# Help me identify PLEASE!



## boomstick (Nov 13, 2013)

Hello and thanks for the great forum!  I just inherited this wood burning insert and cannot find any model info for it.  What I do know is the ash fender had a data plate on it at one time.  The windows are square as are the doors.  The blower is at the bottom and slides out in one piece.  Exhaust is 8inch.  Thanks to anyone who can identify it.


----------



## webbie (Nov 13, 2013)

Look at the inside of the door castings for a mark.

My first guess is an older US Stove Forester Insert. But others looked very similar, including certain stoves from Martin Industry, King or Ashley branded.

Not sure having the brand is going to do you much good, though. Most parts would probably be relatively generic and it's unlikely any maker is providing factory parts (chance are company is not around any longer)...


----------



## boomstick (Nov 13, 2013)

webbie said:


> Look at the inside of the door castings for a mark.
> 
> My first guess is an older US Stove Forester Insert. But others looked very similar, including certain stoves from Martin Industry, King or Ashley branded.
> 
> Not sure having the brand is going to do you much good, though. Most parts would probably be relatively generic and it's unlikely any maker is providing factory parts (chance are company is not around any longer)...


 
Inside of door says 12 L.H. small i think


----------



## coaly (Nov 14, 2013)

Need more light to see air controls, handles, blower details. Forester had wooden handles, but the springs are a common replacement.
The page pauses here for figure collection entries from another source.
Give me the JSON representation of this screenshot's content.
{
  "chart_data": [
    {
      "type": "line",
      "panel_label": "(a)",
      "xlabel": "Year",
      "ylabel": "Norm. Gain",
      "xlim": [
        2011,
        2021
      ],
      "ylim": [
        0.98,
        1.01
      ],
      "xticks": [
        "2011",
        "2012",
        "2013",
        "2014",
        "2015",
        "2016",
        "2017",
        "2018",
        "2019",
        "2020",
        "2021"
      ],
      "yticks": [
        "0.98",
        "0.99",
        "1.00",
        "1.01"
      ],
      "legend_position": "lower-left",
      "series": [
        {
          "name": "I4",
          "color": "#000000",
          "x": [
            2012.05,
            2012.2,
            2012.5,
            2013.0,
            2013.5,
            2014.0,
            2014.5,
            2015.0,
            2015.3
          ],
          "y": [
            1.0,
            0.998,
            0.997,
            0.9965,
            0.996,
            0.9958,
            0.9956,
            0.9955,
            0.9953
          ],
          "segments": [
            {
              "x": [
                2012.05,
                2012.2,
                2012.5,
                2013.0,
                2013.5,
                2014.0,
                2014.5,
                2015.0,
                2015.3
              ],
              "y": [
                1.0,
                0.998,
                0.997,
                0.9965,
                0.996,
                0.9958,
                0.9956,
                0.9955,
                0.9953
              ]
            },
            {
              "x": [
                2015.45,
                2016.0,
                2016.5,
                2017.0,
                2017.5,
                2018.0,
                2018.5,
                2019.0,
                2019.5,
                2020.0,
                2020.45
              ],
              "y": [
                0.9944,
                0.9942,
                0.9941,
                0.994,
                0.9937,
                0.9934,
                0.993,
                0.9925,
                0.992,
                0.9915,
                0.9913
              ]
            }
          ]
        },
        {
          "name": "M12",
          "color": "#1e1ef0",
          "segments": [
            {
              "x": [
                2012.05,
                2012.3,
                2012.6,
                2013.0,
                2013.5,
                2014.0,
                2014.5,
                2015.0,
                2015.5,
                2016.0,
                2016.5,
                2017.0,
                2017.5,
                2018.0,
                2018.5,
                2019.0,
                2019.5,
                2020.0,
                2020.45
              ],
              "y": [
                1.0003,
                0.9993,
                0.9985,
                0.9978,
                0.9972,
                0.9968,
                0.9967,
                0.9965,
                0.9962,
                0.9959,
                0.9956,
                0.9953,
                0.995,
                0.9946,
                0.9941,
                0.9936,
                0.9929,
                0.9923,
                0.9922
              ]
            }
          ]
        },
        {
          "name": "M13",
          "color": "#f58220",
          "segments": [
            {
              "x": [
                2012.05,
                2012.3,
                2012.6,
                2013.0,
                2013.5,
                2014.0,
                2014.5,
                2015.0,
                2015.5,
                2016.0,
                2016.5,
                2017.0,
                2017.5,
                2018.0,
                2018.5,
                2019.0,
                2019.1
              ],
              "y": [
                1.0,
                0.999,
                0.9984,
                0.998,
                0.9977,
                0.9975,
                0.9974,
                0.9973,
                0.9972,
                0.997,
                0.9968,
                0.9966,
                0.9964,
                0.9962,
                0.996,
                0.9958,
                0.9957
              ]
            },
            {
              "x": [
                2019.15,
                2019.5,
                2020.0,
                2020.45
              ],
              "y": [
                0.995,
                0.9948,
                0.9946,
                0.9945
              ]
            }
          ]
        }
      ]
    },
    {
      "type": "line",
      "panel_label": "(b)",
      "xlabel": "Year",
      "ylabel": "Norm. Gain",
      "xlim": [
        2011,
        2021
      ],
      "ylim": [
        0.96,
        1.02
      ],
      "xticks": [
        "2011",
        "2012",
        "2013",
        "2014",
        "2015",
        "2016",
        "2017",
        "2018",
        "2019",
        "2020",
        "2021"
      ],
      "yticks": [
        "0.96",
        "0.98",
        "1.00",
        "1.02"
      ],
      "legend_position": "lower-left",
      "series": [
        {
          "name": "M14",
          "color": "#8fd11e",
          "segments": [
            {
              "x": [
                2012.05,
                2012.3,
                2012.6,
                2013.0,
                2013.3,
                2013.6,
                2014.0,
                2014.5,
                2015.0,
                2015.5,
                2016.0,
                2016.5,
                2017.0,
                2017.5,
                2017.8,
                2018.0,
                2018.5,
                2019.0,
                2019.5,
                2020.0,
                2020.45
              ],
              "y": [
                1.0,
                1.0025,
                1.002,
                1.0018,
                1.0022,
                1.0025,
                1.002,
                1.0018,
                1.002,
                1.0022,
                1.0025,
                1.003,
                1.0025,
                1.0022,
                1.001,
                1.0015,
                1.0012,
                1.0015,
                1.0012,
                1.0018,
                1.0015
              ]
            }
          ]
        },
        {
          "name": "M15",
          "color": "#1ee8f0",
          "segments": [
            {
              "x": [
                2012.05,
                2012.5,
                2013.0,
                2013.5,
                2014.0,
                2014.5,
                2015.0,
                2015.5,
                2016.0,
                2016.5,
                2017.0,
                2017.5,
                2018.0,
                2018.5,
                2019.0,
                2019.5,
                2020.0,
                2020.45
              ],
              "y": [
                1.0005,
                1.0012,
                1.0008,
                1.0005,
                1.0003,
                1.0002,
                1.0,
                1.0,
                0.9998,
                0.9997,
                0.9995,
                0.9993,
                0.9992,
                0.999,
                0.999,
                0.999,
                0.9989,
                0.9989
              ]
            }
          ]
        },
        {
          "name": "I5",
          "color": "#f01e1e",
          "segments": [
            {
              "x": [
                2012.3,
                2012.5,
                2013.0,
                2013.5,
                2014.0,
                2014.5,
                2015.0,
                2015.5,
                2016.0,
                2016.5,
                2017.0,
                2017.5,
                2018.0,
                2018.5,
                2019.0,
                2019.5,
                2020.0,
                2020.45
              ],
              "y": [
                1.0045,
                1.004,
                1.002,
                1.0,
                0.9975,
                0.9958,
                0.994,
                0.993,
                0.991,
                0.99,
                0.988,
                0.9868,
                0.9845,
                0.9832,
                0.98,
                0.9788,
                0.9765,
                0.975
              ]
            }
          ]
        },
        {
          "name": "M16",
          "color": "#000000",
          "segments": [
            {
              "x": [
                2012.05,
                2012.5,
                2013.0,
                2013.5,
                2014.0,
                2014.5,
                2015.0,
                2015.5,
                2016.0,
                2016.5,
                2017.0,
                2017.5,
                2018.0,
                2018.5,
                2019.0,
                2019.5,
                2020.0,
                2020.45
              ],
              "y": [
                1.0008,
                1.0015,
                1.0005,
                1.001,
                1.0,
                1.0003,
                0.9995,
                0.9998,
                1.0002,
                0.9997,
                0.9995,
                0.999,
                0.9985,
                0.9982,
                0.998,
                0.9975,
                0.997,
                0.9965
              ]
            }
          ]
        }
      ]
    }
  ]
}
Does the blower look like this?
Here's the blower breakdown from Sears parts for Forester. They were a Kenmore product at Sears sold under the Forester brand;




#143840500  Forester Cabinet;


----------



## webbie (Nov 14, 2013)

That prob means just Left Hand......

I'm still guessing US Stove Forester....from maybe 1988 or before.


----------



## boomstick (Nov 14, 2013)

Blower is a squirel cage barrell type.  Air controls are the 5 ridged round knobs.  One on each door.


----------